DPRD Makassar

Pemkab Bulukumba dan Desa Kambono Raih Perpustakaan Inklusi Sosial Terbaik 2021

Pemkab Bulukumba dan Desa Kambono Raih Perpustakaan Inklusi Sosial Terbaik 2021
Pemkab Bulukumba dan Desa Kambono Raih Perpustakaan Inklusi Sosial Terbaik 2021. Foto: Dokumen Istimewa.

BULUKUMBA – Dinas Perpustakaan dan Kearsipan meraih penghargaan sebagai Dinas Perpustakaan Kabupaten/Kota Terbaik Dalam Implementasi Program Transformasi Perpustakaan Berbasis Inklusi Sosial Tahun 2021. Penghargaan ini diraih bersama Desa Kambuno Kecamatan Bulukumpa sebagai Desa/Kelurahan Terbaik dalam kategori yang sama.

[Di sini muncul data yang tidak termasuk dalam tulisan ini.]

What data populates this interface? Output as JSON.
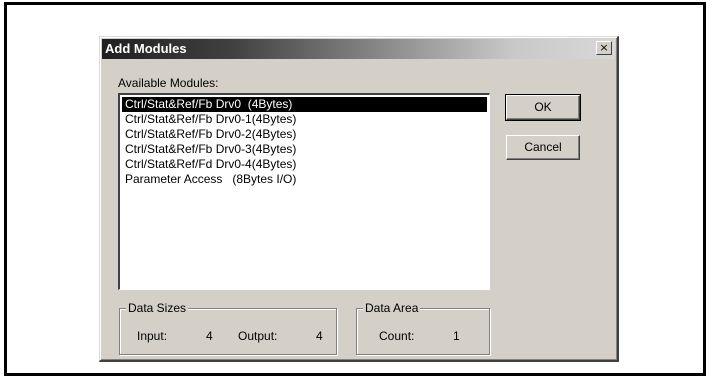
{
  "window": {
    "title": "Add Modules",
    "close_glyph": "×"
  },
  "available_modules": {
    "label": "Available Modules:",
    "selected_index": 0,
    "items": [
      "Ctrl/Stat&Ref/Fb Drv0  (4Bytes)",
      "Ctrl/Stat&Ref/Fb Drv0-1(4Bytes)",
      "Ctrl/Stat&Ref/Fb Drv0-2(4Bytes)",
      "Ctrl/Stat&Ref/Fb Drv0-3(4Bytes)",
      "Ctrl/Stat&Ref/Fd Drv0-4(4Bytes)",
      "Parameter Access   (8Bytes I/O)"
    ]
  },
  "buttons": {
    "ok_label": "OK",
    "cancel_label": "Cancel"
  },
  "data_sizes": {
    "title": "Data Sizes",
    "input_label": "Input:",
    "input_value": "4",
    "output_label": "Output:",
    "output_value": "4"
  },
  "data_area": {
    "title": "Data Area",
    "count_label": "Count:",
    "count_value": "1"
  }
}
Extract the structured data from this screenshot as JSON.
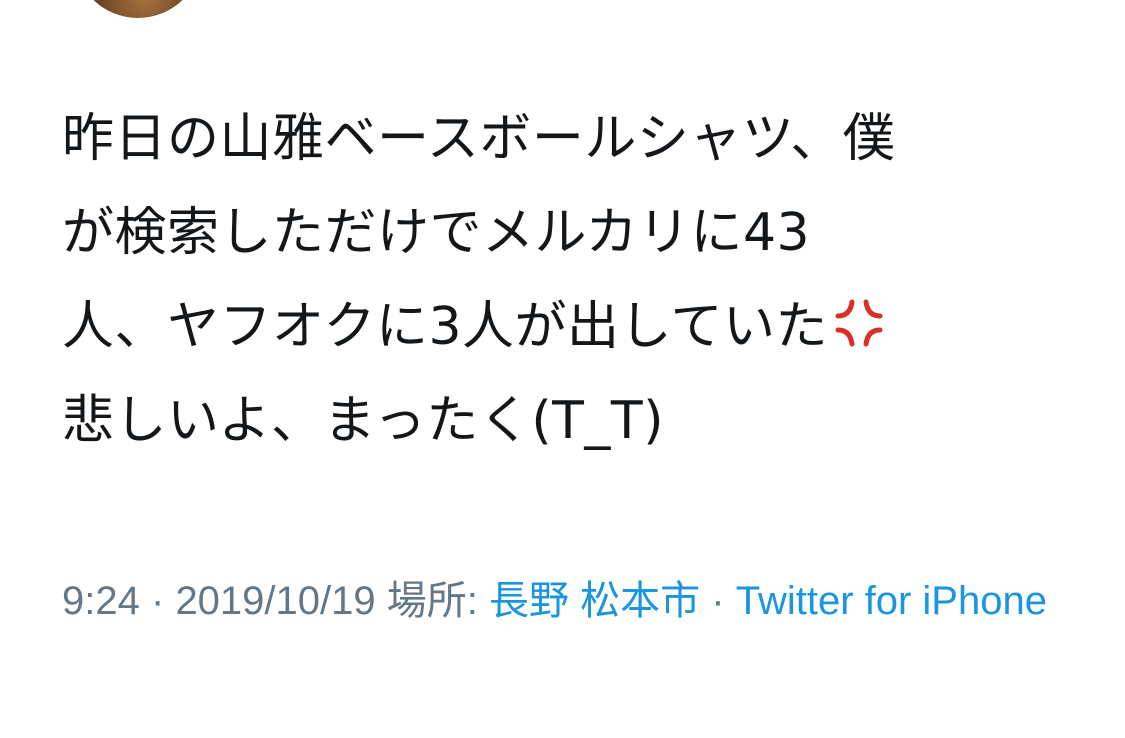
{
  "tweet": {
    "line1": "昨日の山雅ベースボールシャツ、僕",
    "line2": "が検索しただけでメルカリに43",
    "line3": "人、ヤフオクに3人が出していた",
    "line4": "悲しいよ、まったく(T_T)",
    "emoji_icon": "anger-symbol-icon",
    "emoji_color": "#d93025"
  },
  "meta": {
    "time": "9:24",
    "separator": "·",
    "date": "2019/10/19",
    "location_label": "場所:",
    "location": "長野 松本市",
    "source": "Twitter for iPhone"
  },
  "colors": {
    "text": "#14171a",
    "muted": "#657786",
    "link": "#1b95e0"
  }
}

Kepala Bidang Pembinaan dan Pengembangan Perpustakaan, A. Eliz Indayani menyampaikan, jika penghargaan tersebut hanya diraih oleh 70 Desa/Kelurahan di seluruh Indonesia.

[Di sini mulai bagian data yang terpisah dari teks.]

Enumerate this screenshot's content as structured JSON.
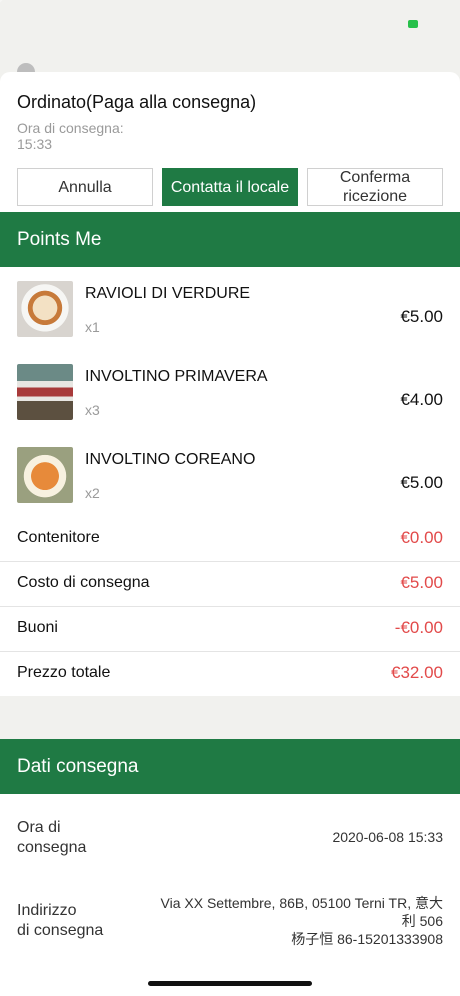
{
  "colors": {
    "brand_green": "#1f7a44",
    "price_red": "#e24a4a",
    "muted": "#9a9a9a"
  },
  "order": {
    "status_title": "Ordinato(Paga alla consegna)",
    "eta_label": "Ora di consegna:",
    "eta_value": "15:33"
  },
  "actions": {
    "cancel": "Annulla",
    "contact": "Contatta il locale",
    "confirm_line1": "Conferma",
    "confirm_line2": "ricezione"
  },
  "store": {
    "name": "Points Me"
  },
  "items": [
    {
      "name": "RAVIOLI DI VERDURE",
      "qty": "x1",
      "price": "€5.00",
      "image_icon": "ravioli-dish-photo"
    },
    {
      "name": "INVOLTINO PRIMAVERA",
      "qty": "x3",
      "price": "€4.00",
      "image_icon": "spring-roll-dish-photo"
    },
    {
      "name": "INVOLTINO COREANO",
      "qty": "x2",
      "price": "€5.00",
      "image_icon": "korean-roll-dish-photo"
    }
  ],
  "fees": [
    {
      "label": "Contenitore",
      "value": "€0.00"
    },
    {
      "label": "Costo di consegna",
      "value": "€5.00"
    },
    {
      "label": "Buoni",
      "value": "-€0.00"
    },
    {
      "label": "Prezzo totale",
      "value": "€32.00"
    }
  ],
  "delivery": {
    "header": "Dati consegna",
    "time_label_1": "Ora di",
    "time_label_2": "consegna",
    "time_value": "2020-06-08 15:33",
    "address_label_1": "Indirizzo",
    "address_label_2": "di consegna",
    "address_line1": "Via XX Settembre, 86B, 05100 Terni TR, 意大",
    "address_line2": "利 506",
    "address_line3": "杨子恒 86-15201333908"
  }
}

Baca Juga : Bupati Bulukumba: Kepala OPD Tidak Sesuai Target Harus Siap Undur Diri
Pemkab Bulukumba dan Desa Kambono Raih Perpustakaan Inklusi Sosial Terbaik 2021

Foto: Dok. Istimewa.

“Sedangkan di Provinsi Sulawesi Selatan hanya diraih oleh 5 desa termasuk Desa Kambuno,” ungkapnya setelah Bupati Bulukumba Muchtar Ali Yusuf menyerahkan penghargaan tersebut di sela Apel Gabungan OPD, Senin 17 Januari 2022.

Atas penghargaan tersebut, Dinas Perpustakaan dan Kearsiapan mendapat Piagam dan Trophi Penghargaan serta hadiah uang Rp.7,5 juta. Begitu pula kepada Desa Kambono mendapat Piagam dan Thropi serta hadiah uang Rp.5 juta.

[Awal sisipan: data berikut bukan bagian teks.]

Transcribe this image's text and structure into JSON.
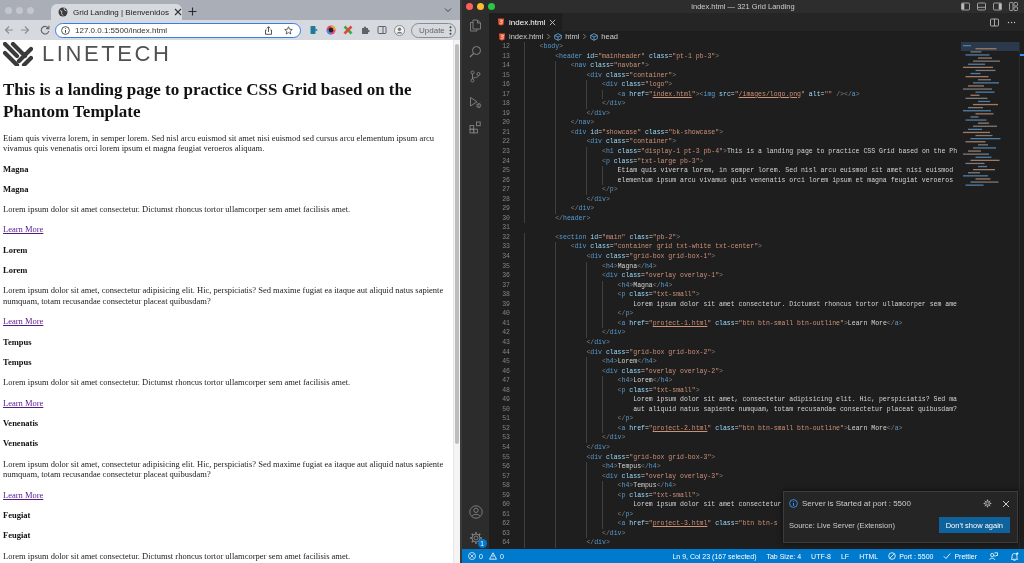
{
  "browser": {
    "tab_title": "Grid Landing | Bienvenidos",
    "url": "127.0.0.1:5500/index.html",
    "update_button": "Update"
  },
  "page": {
    "logo_text": "LINETECH",
    "heading": "This is a landing page to practice CSS Grid based on the Phantom Template",
    "intro": "Etiam quis viverra lorem, in semper lorem. Sed nisl arcu euismod sit amet nisi euismod sed cursus arcu elementum ipsum arcu vivamus quis venenatis orci lorem ipsum et magna feugiat veroeros aliquam.",
    "sections": [
      {
        "title": "Magna",
        "overlay_title": "Magna",
        "text": "Lorem ipsum dolor sit amet consectetur. Dictumst rhoncus tortor ullamcorper sem amet facilisis amet.",
        "link": "Learn More",
        "visited": true
      },
      {
        "title": "Lorem",
        "overlay_title": "Lorem",
        "text": "Lorem ipsum dolor sit amet, consectetur adipisicing elit. Hic, perspiciatis? Sed maxime fugiat ea itaque aut aliquid natus sapiente numquam, totam recusandae consectetur placeat quibusdam?",
        "link": "Learn More",
        "visited": true
      },
      {
        "title": "Tempus",
        "overlay_title": "Tempus",
        "text": "Lorem ipsum dolor sit amet consectetur. Dictumst rhoncus tortor ullamcorper sem amet facilisis amet.",
        "link": "Learn More",
        "visited": true
      },
      {
        "title": "Venenatis",
        "overlay_title": "Venenatis",
        "text": "Lorem ipsum dolor sit amet, consectetur adipisicing elit. Hic, perspiciatis? Sed maxime fugiat ea itaque aut aliquid natus sapiente numquam, totam recusandae consectetur placeat quibusdam?",
        "link": "Learn More",
        "visited": true
      },
      {
        "title": "Feugiat",
        "overlay_title": "Feugiat",
        "text": "Lorem ipsum dolor sit amet consectetur. Dictumst rhoncus tortor ullamcorper sem amet facilisis amet."
      }
    ]
  },
  "editor": {
    "window_title": "index.html — 321 Grid Landing",
    "tabs": [
      {
        "label": "index.html",
        "selected": true
      }
    ],
    "breadcrumbs": [
      {
        "label": "index.html",
        "kind": "file"
      },
      {
        "label": "html",
        "kind": "element"
      },
      {
        "label": "head",
        "kind": "element"
      }
    ],
    "lines": [
      {
        "number": "12",
        "text": "    <body>"
      },
      {
        "number": "13",
        "text": "        <header id=\"mainheader\" class=\"pt-1 pb-3\">"
      },
      {
        "number": "14",
        "text": "            <nav class=\"navbar\">"
      },
      {
        "number": "15",
        "text": "                <div class=\"container\">"
      },
      {
        "number": "16",
        "text": "                    <div class=\"logo\">"
      },
      {
        "number": "17",
        "text": "                        <a href=\"index.html\"><img src=\"/images/logo.png\" alt=\"\" /></a>"
      },
      {
        "number": "18",
        "text": "                    </div>"
      },
      {
        "number": "19",
        "text": "                </div>"
      },
      {
        "number": "20",
        "text": "            </nav>"
      },
      {
        "number": "21",
        "text": "            <div id=\"showcase\" class=\"bk-showcase\">"
      },
      {
        "number": "22",
        "text": "                <div class=\"container\">"
      },
      {
        "number": "23",
        "text": "                    <h1 class=\"display-1 pt-3 pb-4\">This is a landing page to practice CSS Grid based on the Ph"
      },
      {
        "number": "24",
        "text": "                    <p class=\"txt-large pb-3\">"
      },
      {
        "number": "25",
        "text": "                        Etiam quis viverra lorem, in semper lorem. Sed nisl arcu euismod sit amet nisi euismod"
      },
      {
        "number": "26",
        "text": "                        elementum ipsum arcu vivamus quis venenatis orci lorem ipsum et magna feugiat veroeros"
      },
      {
        "number": "27",
        "text": "                    </p>"
      },
      {
        "number": "28",
        "text": "                </div>"
      },
      {
        "number": "29",
        "text": "            </div>"
      },
      {
        "number": "30",
        "text": "        </header>"
      },
      {
        "number": "31"
      },
      {
        "number": "32",
        "text": "        <section id=\"main\" class=\"pb-2\">"
      },
      {
        "number": "33",
        "text": "            <div class=\"container grid txt-white txt-center\">"
      },
      {
        "number": "34",
        "text": "                <div class=\"grid-box grid-box-1\">"
      },
      {
        "number": "35",
        "text": "                    <h4>Magna</h4>"
      },
      {
        "number": "36",
        "text": "                    <div class=\"overlay overlay-1\">"
      },
      {
        "number": "37",
        "text": "                        <h4>Magna</h4>"
      },
      {
        "number": "38",
        "text": "                        <p class=\"txt-small\">"
      },
      {
        "number": "39",
        "text": "                            Lorem ipsum dolor sit amet consectetur. Dictumst rhoncus tortor ullamcorper sem ame"
      },
      {
        "number": "40",
        "text": "                        </p>"
      },
      {
        "number": "41",
        "text": "                        <a href=\"project-1.html\" class=\"btn btn-small btn-outline\">Learn More</a>"
      },
      {
        "number": "42",
        "text": "                    </div>"
      },
      {
        "number": "43",
        "text": "                </div>"
      },
      {
        "number": "44",
        "text": "                <div class=\"grid-box grid-box-2\">"
      },
      {
        "number": "45",
        "text": "                    <h4>Lorem</h4>"
      },
      {
        "number": "46",
        "text": "                    <div class=\"overlay overlay-2\">"
      },
      {
        "number": "47",
        "text": "                        <h4>Lorem</h4>"
      },
      {
        "number": "48",
        "text": "                        <p class=\"txt-small\">"
      },
      {
        "number": "49",
        "text": "                            Lorem ipsum dolor sit amet, consectetur adipisicing elit. Hic, perspiciatis? Sed ma"
      },
      {
        "number": "50",
        "text": "                            aut aliquid natus sapiente numquam, totam recusandae consectetur placeat quibusdam?"
      },
      {
        "number": "51",
        "text": "                        </p>"
      },
      {
        "number": "52",
        "text": "                        <a href=\"project-2.html\" class=\"btn btn-small btn-outline\">Learn More</a>"
      },
      {
        "number": "53",
        "text": "                    </div>"
      },
      {
        "number": "54",
        "text": "                </div>"
      },
      {
        "number": "55",
        "text": "                <div class=\"grid-box grid-box-3\">"
      },
      {
        "number": "56",
        "text": "                    <h4>Tempus</h4>"
      },
      {
        "number": "57",
        "text": "                    <div class=\"overlay overlay-3\">"
      },
      {
        "number": "58",
        "text": "                        <h4>Tempus</h4>"
      },
      {
        "number": "59",
        "text": "                        <p class=\"txt-small\">"
      },
      {
        "number": "60",
        "text": "                            Lorem ipsum dolor sit amet consectetur"
      },
      {
        "number": "61",
        "text": "                        </p>"
      },
      {
        "number": "62",
        "text": "                        <a href=\"project-3.html\" class=\"btn btn-s"
      },
      {
        "number": "63",
        "text": "                    </div>"
      },
      {
        "number": "64",
        "text": "                </div>"
      }
    ]
  },
  "activity_badge": "1",
  "notification": {
    "message": "Server is Started at port : 5500",
    "source": "Source: Live Server (Extension)",
    "button": "Don't show again"
  },
  "status_bar": {
    "errors": "0",
    "warnings": "0",
    "items": [
      {
        "label": "Ln 9, Col 23 (167 selected)",
        "kind": "text"
      },
      {
        "label": "Tab Size: 4",
        "kind": "text"
      },
      {
        "label": "UTF-8",
        "kind": "text"
      },
      {
        "label": "LF",
        "kind": "text"
      },
      {
        "label": "HTML",
        "kind": "text"
      },
      {
        "label": "Port : 5500",
        "kind": "port"
      },
      {
        "label": "Prettier",
        "kind": "check"
      }
    ]
  }
}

Eliz menambahkan bahwa saat ini perpustakaan terus melakukan transformasi, tidak lagi hanya sebagai tempat membaca dan meminjam buku.

Lebih dari itu perpustakaan sudah menjadi pusat kegiatan yang ber-inklusi sosial seperti melakukan pelatihan, pengajaran yang sifatnya pemberdayaan masyarakat yang ujung-ujungnya perpustakaan aktif dalam meningkatkan kesejahteraan sosial bagi warga, termasuk warga Disabilitas.

“Jadi kita kerjasama dengan teman-teman Disabilitas untuk memanfaatkan fasilitas perpustakaan untuk belajar meningkatkan kapasitasnya, seperti belajar mengetik, belajar bahasa Inggris dan matematika, bahkan kita buatkan kelas memasak,” beber Eliz Indayani.

Pihaknya menaruh harapan besar bahwa ke depan, perpustakaan akan menjadi pusat kegiatan belajar masyarakat dalam rangka pencerdaskan kehidupan masyarakat tanpa membeda-bedakan.

Sementara itu, Kepala Desa Kambuno, Syahrullah menyampaikan terima kasih atas dukungannya dalam mendorong Desa Kambuno sebagai desa inklusi. Penghargaan tersebut lanjutnya melengkapi penghargaan yang diterima Desa Kambuno sebelum-sebelumnya.